Electric trains adopted, with the first appearing in 1897, made by the U.S. company Carlisle & Finch. As residential use of power became more prevalent in the early 20th century, electric trains gained popularity and as time moved on, these electrical trains grew in sophistication, gaining lighting, the ability to change direction, to emit a whistling sound, to smoke, to remotely couple and uncouple cars and even load and unload cargo. Toy trains by the first half of the 20th century were often made of lithographed tin; later trains were frequently made mainly of plastic.

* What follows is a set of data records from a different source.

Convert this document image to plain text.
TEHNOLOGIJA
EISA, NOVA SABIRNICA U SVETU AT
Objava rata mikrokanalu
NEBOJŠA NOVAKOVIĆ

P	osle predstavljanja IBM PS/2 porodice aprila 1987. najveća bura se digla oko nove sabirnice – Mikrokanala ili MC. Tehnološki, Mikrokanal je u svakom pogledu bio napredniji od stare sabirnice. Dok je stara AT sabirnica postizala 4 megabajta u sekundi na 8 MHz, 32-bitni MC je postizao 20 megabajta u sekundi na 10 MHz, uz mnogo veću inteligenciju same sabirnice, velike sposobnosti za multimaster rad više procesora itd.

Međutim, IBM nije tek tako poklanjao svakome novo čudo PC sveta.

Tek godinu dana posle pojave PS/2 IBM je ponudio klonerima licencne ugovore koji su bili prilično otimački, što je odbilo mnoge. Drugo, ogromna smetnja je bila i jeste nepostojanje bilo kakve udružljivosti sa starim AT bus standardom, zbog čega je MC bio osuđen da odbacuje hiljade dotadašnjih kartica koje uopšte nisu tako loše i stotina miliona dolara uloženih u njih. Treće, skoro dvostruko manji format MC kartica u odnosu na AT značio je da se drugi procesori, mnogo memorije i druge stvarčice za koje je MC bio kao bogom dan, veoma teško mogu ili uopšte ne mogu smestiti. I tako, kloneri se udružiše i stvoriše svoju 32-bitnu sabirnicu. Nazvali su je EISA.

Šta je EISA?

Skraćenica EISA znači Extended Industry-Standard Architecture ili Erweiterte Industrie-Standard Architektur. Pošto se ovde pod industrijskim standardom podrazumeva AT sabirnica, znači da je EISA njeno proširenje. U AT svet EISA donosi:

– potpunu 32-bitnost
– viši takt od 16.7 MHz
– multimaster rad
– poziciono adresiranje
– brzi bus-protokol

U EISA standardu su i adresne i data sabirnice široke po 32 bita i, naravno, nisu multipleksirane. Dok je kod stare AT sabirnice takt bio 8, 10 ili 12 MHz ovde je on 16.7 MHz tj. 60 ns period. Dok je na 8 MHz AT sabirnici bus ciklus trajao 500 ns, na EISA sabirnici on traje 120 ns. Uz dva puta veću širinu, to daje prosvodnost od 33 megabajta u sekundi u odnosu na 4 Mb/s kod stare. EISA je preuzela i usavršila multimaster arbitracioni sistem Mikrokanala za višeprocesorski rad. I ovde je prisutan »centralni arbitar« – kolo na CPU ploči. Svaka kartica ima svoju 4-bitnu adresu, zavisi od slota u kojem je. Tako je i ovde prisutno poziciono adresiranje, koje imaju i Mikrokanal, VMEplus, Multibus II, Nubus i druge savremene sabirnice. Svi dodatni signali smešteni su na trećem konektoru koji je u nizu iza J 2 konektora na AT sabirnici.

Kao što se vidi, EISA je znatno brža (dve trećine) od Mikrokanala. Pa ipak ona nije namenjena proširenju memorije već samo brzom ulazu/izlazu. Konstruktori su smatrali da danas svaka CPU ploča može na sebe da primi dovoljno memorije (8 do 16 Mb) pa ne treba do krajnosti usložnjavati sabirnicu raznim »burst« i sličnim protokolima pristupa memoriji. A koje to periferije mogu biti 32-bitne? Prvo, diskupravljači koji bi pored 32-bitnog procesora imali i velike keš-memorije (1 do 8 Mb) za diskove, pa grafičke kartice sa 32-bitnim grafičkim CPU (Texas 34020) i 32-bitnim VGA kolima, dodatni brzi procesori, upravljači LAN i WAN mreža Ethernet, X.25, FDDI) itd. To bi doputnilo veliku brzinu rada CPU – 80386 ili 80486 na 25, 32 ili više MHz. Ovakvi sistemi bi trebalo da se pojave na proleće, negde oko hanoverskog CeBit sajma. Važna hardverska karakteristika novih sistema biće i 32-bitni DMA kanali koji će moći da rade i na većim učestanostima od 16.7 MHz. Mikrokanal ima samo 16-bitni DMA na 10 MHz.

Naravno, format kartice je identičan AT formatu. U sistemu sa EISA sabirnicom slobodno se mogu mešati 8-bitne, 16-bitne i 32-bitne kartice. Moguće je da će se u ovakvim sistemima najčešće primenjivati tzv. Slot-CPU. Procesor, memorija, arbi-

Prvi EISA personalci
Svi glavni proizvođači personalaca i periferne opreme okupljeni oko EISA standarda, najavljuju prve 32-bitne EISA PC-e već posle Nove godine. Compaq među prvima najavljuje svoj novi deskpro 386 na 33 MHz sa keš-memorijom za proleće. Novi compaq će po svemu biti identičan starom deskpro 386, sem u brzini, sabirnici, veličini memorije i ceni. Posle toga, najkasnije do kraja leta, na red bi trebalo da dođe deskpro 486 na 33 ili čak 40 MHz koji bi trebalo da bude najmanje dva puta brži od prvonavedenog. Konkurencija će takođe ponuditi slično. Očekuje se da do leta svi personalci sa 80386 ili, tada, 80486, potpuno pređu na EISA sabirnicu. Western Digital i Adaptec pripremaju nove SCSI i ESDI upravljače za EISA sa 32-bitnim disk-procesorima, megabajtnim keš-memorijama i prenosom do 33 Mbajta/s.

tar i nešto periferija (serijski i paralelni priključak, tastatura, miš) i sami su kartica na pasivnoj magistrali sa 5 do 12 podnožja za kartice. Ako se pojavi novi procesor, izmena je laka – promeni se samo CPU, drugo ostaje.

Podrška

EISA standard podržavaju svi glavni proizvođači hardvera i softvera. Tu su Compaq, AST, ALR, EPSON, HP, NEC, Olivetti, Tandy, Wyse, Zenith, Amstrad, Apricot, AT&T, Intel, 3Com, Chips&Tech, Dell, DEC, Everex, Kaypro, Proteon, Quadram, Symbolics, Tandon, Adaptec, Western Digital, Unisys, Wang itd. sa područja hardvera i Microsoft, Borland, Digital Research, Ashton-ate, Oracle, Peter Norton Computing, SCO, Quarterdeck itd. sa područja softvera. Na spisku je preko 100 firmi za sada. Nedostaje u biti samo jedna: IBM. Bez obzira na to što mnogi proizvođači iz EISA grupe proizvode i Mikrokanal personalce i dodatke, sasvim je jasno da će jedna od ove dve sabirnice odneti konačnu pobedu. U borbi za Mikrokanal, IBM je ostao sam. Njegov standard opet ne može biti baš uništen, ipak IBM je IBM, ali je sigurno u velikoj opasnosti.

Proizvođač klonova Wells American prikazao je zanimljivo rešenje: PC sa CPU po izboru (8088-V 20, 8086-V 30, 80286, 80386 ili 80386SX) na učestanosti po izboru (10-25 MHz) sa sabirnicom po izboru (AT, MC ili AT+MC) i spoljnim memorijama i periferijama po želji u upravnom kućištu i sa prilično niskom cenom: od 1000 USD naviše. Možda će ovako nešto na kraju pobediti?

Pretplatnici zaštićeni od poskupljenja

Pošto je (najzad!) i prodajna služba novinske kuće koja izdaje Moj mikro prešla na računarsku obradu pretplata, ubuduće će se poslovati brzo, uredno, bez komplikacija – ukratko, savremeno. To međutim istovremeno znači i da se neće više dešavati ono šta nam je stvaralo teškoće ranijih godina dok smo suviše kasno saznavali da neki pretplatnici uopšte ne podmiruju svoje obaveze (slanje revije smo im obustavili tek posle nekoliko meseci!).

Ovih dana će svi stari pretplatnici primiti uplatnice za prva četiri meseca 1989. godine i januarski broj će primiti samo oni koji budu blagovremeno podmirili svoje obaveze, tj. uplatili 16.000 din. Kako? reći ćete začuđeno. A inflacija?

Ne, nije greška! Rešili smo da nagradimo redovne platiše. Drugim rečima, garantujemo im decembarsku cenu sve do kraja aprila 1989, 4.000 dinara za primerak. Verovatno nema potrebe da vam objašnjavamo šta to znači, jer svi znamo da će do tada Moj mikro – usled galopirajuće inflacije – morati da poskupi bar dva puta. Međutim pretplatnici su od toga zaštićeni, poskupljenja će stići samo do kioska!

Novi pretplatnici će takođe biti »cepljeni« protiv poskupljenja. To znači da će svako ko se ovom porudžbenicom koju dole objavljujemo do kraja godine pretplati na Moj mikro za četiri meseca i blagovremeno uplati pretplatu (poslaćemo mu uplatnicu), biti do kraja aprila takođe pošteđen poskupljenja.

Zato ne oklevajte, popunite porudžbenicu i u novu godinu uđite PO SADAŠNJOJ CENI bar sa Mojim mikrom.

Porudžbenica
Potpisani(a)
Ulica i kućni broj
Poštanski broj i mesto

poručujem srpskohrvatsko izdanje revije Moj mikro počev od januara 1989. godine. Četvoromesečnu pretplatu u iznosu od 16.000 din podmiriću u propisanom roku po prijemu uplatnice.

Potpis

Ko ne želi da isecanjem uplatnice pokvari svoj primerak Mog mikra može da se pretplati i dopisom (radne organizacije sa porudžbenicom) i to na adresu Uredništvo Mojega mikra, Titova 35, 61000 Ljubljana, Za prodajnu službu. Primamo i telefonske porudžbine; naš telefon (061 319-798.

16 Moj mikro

Before the 1950s, there was little distinction between toy trains and model railroads–model railroads were toys by definition. Pull toys and wind-up trains were marketed by children, while electric trains were marketed towards teens, especially teenaged boys. Consumer interest in trains as toys waned in the late 1950s, but has experienced resurgence since the late 1990s due in large part to the popularity of Thomas the Tank Engine.
Now, S gauge and O gauge railroads continue to be considered toy trains even by their own adherents and are often accessorized with semi-scale model buildings by Plasticville or K-Line (who owns the rights to the Plasticville-like buildings produced by Marx in the 1950s to the 1970s). However, as a result of their high cost, one is more likely to find an HO scale or N scale train set at a toy store than a O scale set.
Many modern electric toy trains contain sophisticated electronic equipment that exude digitized sound effects and permit the operator to safely and easily run multiple remote control trains on a single loop of course. In recent decades, many toy rail operators may operate a train with a TV camera in the front of the motor and hooked up to a screen, such as computer monitor. This will show a picture, similar to that of a genuine (smaller size) railroad.